Though Music of the Spheres promises to be a stylized collection of pop songs with an outer space theme, Coldplay is no stranger to transformation. Each of their studio albums, from 2000’s Parachutes to 2019’s Everyday Life, are ambitious, detailed works, with several highlights and exciting entries to their discography.
From their bare-bones, post-Britpop hits of the early 2000s, to Viva la Vida or Death and All His Friends‘ chamber pop, to the Top 40-friendly sounds of their new albums, Coldplay’s chameleon-like energy doesn’t seem to be dying out any time soon.
Nobody said it was easy, but to celebrate their storied career, we’re ranking the 10 best Coldplay songs.
— Paolo Ragusa
Executive Editorial Assistant
Memory is a tricky thing — how much can it be trusted, when a relationship has started to fizzle out? “Sparks” addresses this phenomenon in a quiet, contemplative track off Coldplay’s debut, Parachute. Lyrically, it’s very sparse — two verses and a chorus take up a nearly four minute song — yet it still feels full. The waltz tempo ensures a feeling of intimacy and romantic longing persists. It’s a song that makes an easy argument for why so many people were drawn to this album upon its initial release. — Mary Siroky
09. “Hymn For The Weekend”
The second single from 2015’s A Head Full of Dreams features none other than an uncredited Beyoncé (who also stars in the vibrant music video). As the story goes, Chris Martin wanted to write a club song. Luckily, Queen Bey was into the idea. “I presented it to the rest of the band and they said, ‘We love this song, but there’s no way you can sing “drinks on me.”‘ So that changed into ‘drink from me’ and the idea of having an angelic person in your life,” Martin told the Wall Street Journal. “Then that turned into asking Beyoncé to sing on it.” With over 1.5 billion views on YouTube as of press time, it’s Coldplay’s most viewed video. — Gab Ginsberg
Of all the songs on Coldplay’s (mostly) underwhelming sixth studio album Ghost Stories, “Magic” is the most pure, the most restrained, and the most focused. In fact, it’s one of the best love songs that Coldplay has ever written, harkening back to the simple joy of songs like “The Scientist” and “Yellow.”

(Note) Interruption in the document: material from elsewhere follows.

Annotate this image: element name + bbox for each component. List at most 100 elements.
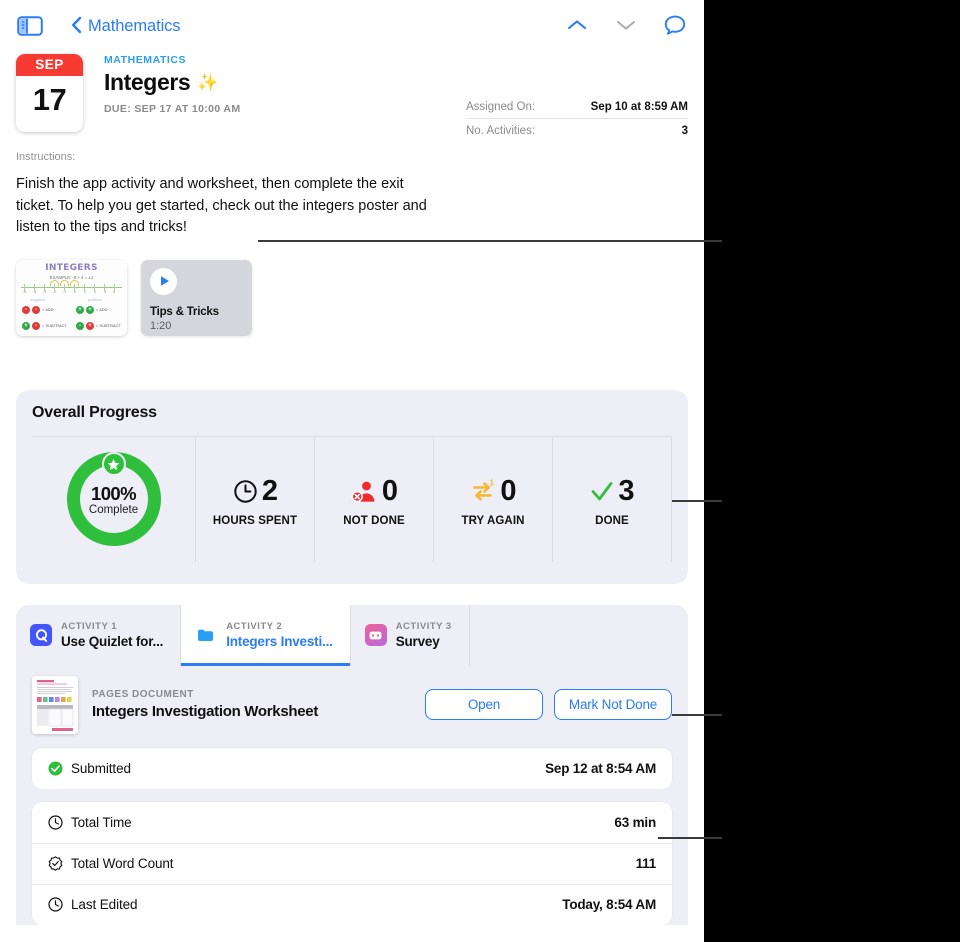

Though the album seems to revolve around the high-profile divorce of Chris Martin and Gwyneth Paltrow, “Magic” seems to take place almost in another universe, prioritizing a dreamy and ethereal feel over a “Sky Full of Stars”-esque explosion. Even Martin’s often superfluous musical choices fit gorgeously in “Magic” — a case in point being the bridge’s extended “I call it magic” melody line, which Martin delivers in a whizzing falsetto, stacked with harmonies, and above a reverb-drenched groove.
It’s a perfect example of Coldplay experimenting just enough with their sound while remaining true to what drew so many fans to their music in the first place. — P.R.
Yes, it’s a bit synth-y for some hardcore fans’ taste, but there’s no way you don’t get right in the feels when those strings kick in (and that’s even before Martin starts crooning over sparse piano). The nostalgia-inducing track, which appears on Mylo Xyloto, “is about two people who grow up separately in a very big oppressive city, and they each are a bit lost in their lives,” Martin has noted. If it’s been a while, give it another spin and let him drag you to para-para-paradise. — G.G.
Before Coldplay was one of the biggest bands in the world, they were four scrappy college kids attempting to make music that straddled the line between The Bends-era Radiohead and Jeff Buckley. “Shiver,” one of the lead singles from their Mercury Prize-nominated debut Parachutes, is a prime example of their influences, their heart, and their genuinely impressive musical ability.
Chris Martin often steals the show in Coldplay songs, and while his excellent performance in “Shiver” shows off the sheer range of notes he can comfortably hit, the rest of the band is absolutely riveting. Jonny Buckland and Guy Berryman’s overlapping guitar and bass lines are symbiotic throughout the song, ebbing and flowing with each other perfectly, and all the while, drummer Will Champion drives the song in a powerful and dynamic way.
“Shiver” features Martin both moody and playful, devastated over the lack of attention he’s receiving from the person he loves and completely obsessed with them at the same time. When he reaches the peak of the chorus, asking “Don’t you shiver?”, a jarringly high note flies out of his mouth, bringing a full band’s worth of energy to a massive climax in a stunning and unexpected way. — P.R.